I attempt to load 13b with 8 bits and it works without issue. It appears that the error was caused by bitsandbytes. Unfortunately, I am unsure of how to resolve the issue.

gamerscomplete commented 1 year ago

@guoday I am on Version: 0.37.2 what version of bitsandbytes are you using? I can try and change versions and see if that resolves it

guoday commented 1 year ago

My version is also 0.37.2, I list my related environment setting here.

Python 3.8 bitsandbytes 0.37.2 CUDA 12.1 Transformers 4.28.0.dev0 peft 0.3.0.dev0 torch 2.0.0+cu117

KhalilWong commented 1 year ago

multi GPUs? IF SO, change device_map="auto" in utils.py line 353 to device_map={"":0} or other index, and add it to PeftModel.from_pretrained().
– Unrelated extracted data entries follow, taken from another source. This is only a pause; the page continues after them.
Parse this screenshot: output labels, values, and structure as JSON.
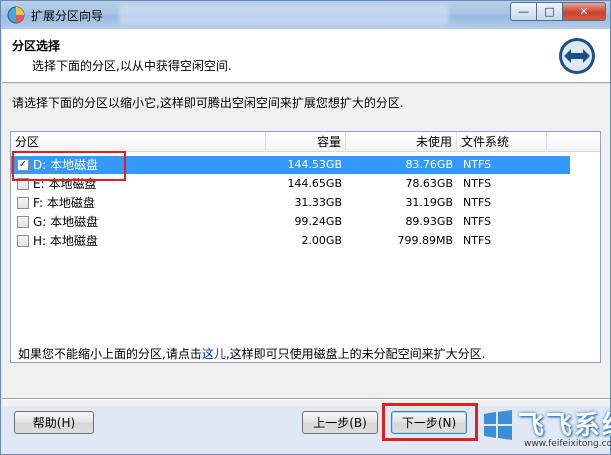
{
  "window": {
    "title": "扩展分区向导",
    "minimize_glyph": "—",
    "maximize_glyph": "□",
    "close_glyph": "✕"
  },
  "header": {
    "title": "分区选择",
    "subtitle": "选择下面的分区,以从中获得空闲空间."
  },
  "instruction": "请选择下面的分区以缩小它,这样即可腾出空闲空间来扩展您想扩大的分区.",
  "list": {
    "columns": [
      "分区",
      "容量",
      "未使用",
      "文件系统"
    ],
    "rows": [
      {
        "partition": "D: 本地磁盘",
        "capacity": "144.53GB",
        "unused": "83.76GB",
        "fs": "NTFS",
        "checked": "✓",
        "selected": true
      },
      {
        "partition": "E: 本地磁盘",
        "capacity": "144.65GB",
        "unused": "78.63GB",
        "fs": "NTFS",
        "checked": "",
        "selected": false
      },
      {
        "partition": "F: 本地磁盘",
        "capacity": "31.33GB",
        "unused": "31.19GB",
        "fs": "NTFS",
        "checked": "",
        "selected": false
      },
      {
        "partition": "G: 本地磁盘",
        "capacity": "99.24GB",
        "unused": "89.93GB",
        "fs": "NTFS",
        "checked": "",
        "selected": false
      },
      {
        "partition": "H: 本地磁盘",
        "capacity": "2.00GB",
        "unused": "799.89MB",
        "fs": "NTFS",
        "checked": "",
        "selected": false
      }
    ]
  },
  "note": {
    "before": "如果您不能缩小上面的分区,请点击",
    "link": "这儿",
    "after": ",这样即可只使用磁盘上的未分配空间来扩大分区."
  },
  "buttons": {
    "help": "帮助(H)",
    "prev": "上一步(B)",
    "next": "下一步(N)"
  },
  "watermark": {
    "text": "飞飞系统",
    "url": "www.feifeixitong.com"
  },
  "colors": {
    "selection": "#3399ff",
    "highlight": "#e0211b",
    "link": "#0033cc"
  },
  "icons": {
    "app": "partition-app-icon",
    "header": "resize-arrows-icon",
    "checkbox": "checkbox-icon"
  }
}
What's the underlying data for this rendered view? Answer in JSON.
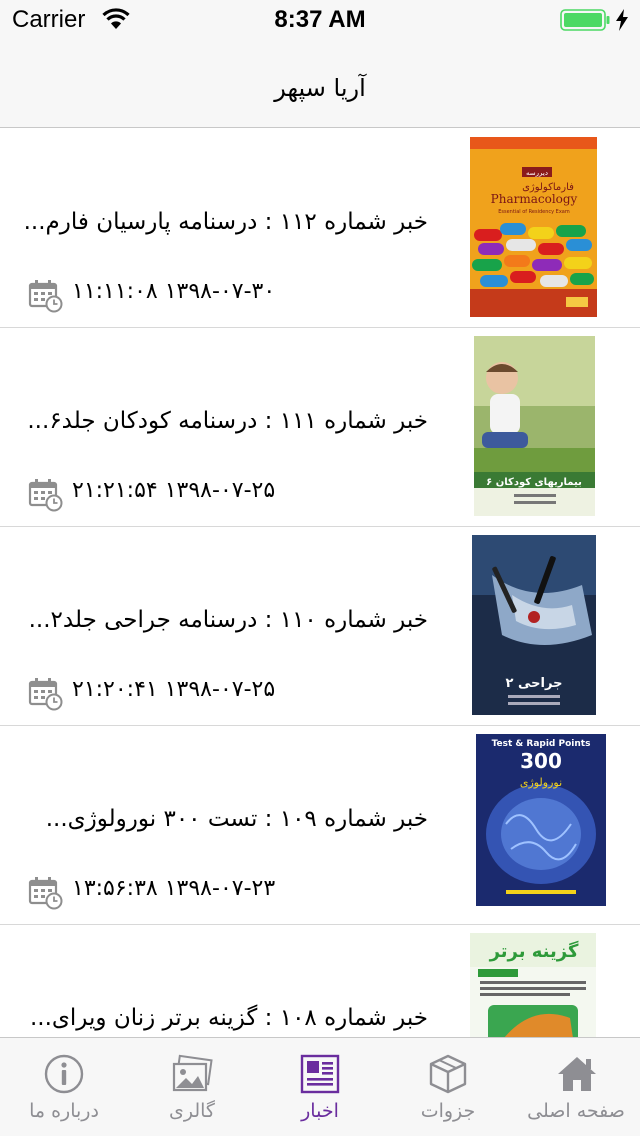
{
  "status_bar": {
    "carrier": "Carrier",
    "time": "8:37 AM"
  },
  "nav": {
    "title": "آریا سپهر"
  },
  "news": [
    {
      "title": "خبر شماره ۱۱۲ : درسنامه پارسیان فارم...",
      "date": "۱۳۹۸-۰۷-۳۰ ۱۱:۱۱:۰۸"
    },
    {
      "title": "خبر شماره ۱۱۱ : درسنامه کودکان جلد۶...",
      "date": "۱۳۹۸-۰۷-۲۵ ۲۱:۲۱:۵۴"
    },
    {
      "title": "خبر شماره ۱۱۰ : درسنامه جراحی جلد۲...",
      "date": "۱۳۹۸-۰۷-۲۵ ۲۱:۲۰:۴۱"
    },
    {
      "title": "خبر شماره ۱۰۹ : تست ۳۰۰ نورولوژی...",
      "date": "۱۳۹۸-۰۷-۲۳ ۱۳:۵۶:۳۸"
    },
    {
      "title": "خبر شماره ۱۰۸ : گزینه برتر زنان ویرای...",
      "date": ""
    }
  ],
  "book_covers": {
    "cover1": {
      "badge": "دیررسه",
      "title_fa": "فارماکولوژی",
      "title_en": "Pharmacology",
      "subtitle": "Essential of Residency Exam"
    },
    "cover2": {
      "title_fa": "بیماریهای کودکان ۶"
    },
    "cover3": {
      "title_fa": "جراحی ۲"
    },
    "cover4": {
      "header": "Test & Rapid Points",
      "number": "300",
      "title_fa": "نورولوژی"
    },
    "cover5": {
      "title_fa": "گزینه برتر"
    }
  },
  "tabs": [
    {
      "label": "درباره ما",
      "icon": "info-icon"
    },
    {
      "label": "گالری",
      "icon": "gallery-icon"
    },
    {
      "label": "اخبار",
      "icon": "news-icon",
      "active": true
    },
    {
      "label": "جزوات",
      "icon": "box-icon"
    },
    {
      "label": "صفحه اصلی",
      "icon": "home-icon"
    }
  ],
  "colors": {
    "active_tab": "#6a2d9e",
    "inactive_tab": "#8e8e93",
    "battery": "#4cd964"
  }
}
guoday commented 1 year ago

multi GPUs? IF SO, change device_map="auto" in utils.py line 353 to device_map={"":0} or other index, and add it to PeftModel.from_pretrained().

Thanks, we do not attempt to utilize multiple GPUs in our code and only support single GPU now. Perhaps the issue could be resolved by utilizing the command export CUDA_VISIBLE_DEVICES=0 python app.py.